UNIFESP/EPM - Universidade Federal de São Paulo - Escola Paulista de Medicina — Prova 2025
Homem, 60 anos de idade, com obesidade e diabetes tipo 2, recebe o diagnóstico de doença hepática esteatótica associada à disfunção metabólica, com fibrose em estágio F3 na biópsia hepática. Qual é a causa mais comum de morte nestes pacientes?
A principal causa de morte em pacientes com MASLD (antiga DHGNA) é a Doença Cardiovascular.
Embora a progressão para cirrose e hepatocarcinoma seja uma preocupação na MASLD, a forte associação com a síndrome metabólica torna os eventos cardiovasculares os principais responsáveis pela mortalidade.

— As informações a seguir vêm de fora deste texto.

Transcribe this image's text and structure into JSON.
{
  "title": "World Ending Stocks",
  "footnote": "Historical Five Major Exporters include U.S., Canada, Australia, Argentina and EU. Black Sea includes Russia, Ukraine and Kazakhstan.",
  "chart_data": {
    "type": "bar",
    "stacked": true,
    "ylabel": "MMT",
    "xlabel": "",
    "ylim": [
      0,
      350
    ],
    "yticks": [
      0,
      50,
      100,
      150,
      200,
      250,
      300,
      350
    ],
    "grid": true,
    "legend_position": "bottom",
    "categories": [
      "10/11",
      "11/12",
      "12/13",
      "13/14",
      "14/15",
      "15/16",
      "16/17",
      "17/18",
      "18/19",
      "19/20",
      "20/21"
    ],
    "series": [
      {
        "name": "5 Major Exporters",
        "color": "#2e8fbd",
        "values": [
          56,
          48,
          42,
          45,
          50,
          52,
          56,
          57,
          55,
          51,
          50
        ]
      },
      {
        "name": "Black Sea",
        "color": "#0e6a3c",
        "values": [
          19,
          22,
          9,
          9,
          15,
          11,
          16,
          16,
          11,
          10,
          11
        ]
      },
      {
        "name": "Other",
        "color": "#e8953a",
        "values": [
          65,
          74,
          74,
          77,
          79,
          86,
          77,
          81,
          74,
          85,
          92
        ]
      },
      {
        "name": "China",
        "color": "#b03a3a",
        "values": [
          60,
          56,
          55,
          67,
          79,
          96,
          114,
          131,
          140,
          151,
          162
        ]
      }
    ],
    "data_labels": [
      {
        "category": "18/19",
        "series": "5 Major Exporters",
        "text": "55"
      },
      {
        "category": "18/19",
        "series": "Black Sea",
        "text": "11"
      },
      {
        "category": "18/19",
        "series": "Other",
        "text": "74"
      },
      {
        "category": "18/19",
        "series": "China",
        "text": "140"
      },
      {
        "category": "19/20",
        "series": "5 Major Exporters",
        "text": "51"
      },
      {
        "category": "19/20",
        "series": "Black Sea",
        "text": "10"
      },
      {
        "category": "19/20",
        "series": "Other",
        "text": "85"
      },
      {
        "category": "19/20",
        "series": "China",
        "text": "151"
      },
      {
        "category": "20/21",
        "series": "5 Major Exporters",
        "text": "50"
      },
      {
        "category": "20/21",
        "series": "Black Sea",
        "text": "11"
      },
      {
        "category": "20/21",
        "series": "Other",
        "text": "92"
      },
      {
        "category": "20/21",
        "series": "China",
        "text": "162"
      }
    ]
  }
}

A Doença Hepática Esteatótica Associada à Disfunção Metabólica (MASLD) é atualmente a causa mais comum de doença hepática crônica no mundo. Sua história natural é marcada por uma forte ligação com a resistência à insulina e inflamação sistêmica. Embora a esteato-hepatite (MASH) possa levar à cirrose, a maioria dos pacientes compartilha um fenótipo de alto risco cardiovascular. Estudos epidemiológicos de longa duração confirmam consistentemente que a doença isquêmica do coração e o acidente vascular cerebral são as causas número um de óbito nessa população. A mortalidade relacionada ao fígado aparece apenas como a segunda ou terceira causa, ganhando relevância proporcional apenas quando o paciente atinge o estágio de cirrose estabelecida (F4).
MASLD (Metabolic Dysfunction-Associated Steatotic Liver Disease) é a nova nomenclatura para a antiga DHGNA (Doença Hepática Gordurosa Não Alcoólica). A mudança visa remover termos estigmatizantes ('gordurosa', 'não alcoólica') e enfatizar a fisiopatologia central: a disfunção metabólica (obesidade, diabetes, dislipidemia). Para o diagnóstico, exige-se a presença de esteatose hepática associada a pelo menos um fator de risco cardiometabólico.
A fibrose estágio F3 é considerada fibrose avançada (pré-cirrótica). Ela é o principal preditor histológico de mortalidade a longo prazo em pacientes com MASLD. Pacientes com F3 têm um risco significativamente maior de evoluir para cirrose (F4) e carcinoma hepatocelular (CHC), mas, estatisticamente, ainda possuem maior probabilidade de morrer por causas cardiovasculares antes de desenvolverem falência hepática terminal.
O manejo deve ser multifatorial. Além de focar na saúde do fígado (perda de peso, dieta mediterrânea, exercícios), é crucial o controle rigoroso dos fatores de risco cardiovascular. Isso inclui o uso de estatinas, controle da pressão arterial e otimização do tratamento do diabetes, preferencialmente com agonistas de GLP-1 ou inibidores de SGLT2, que demonstraram benefícios tanto metabólicos quanto cardiovasculares.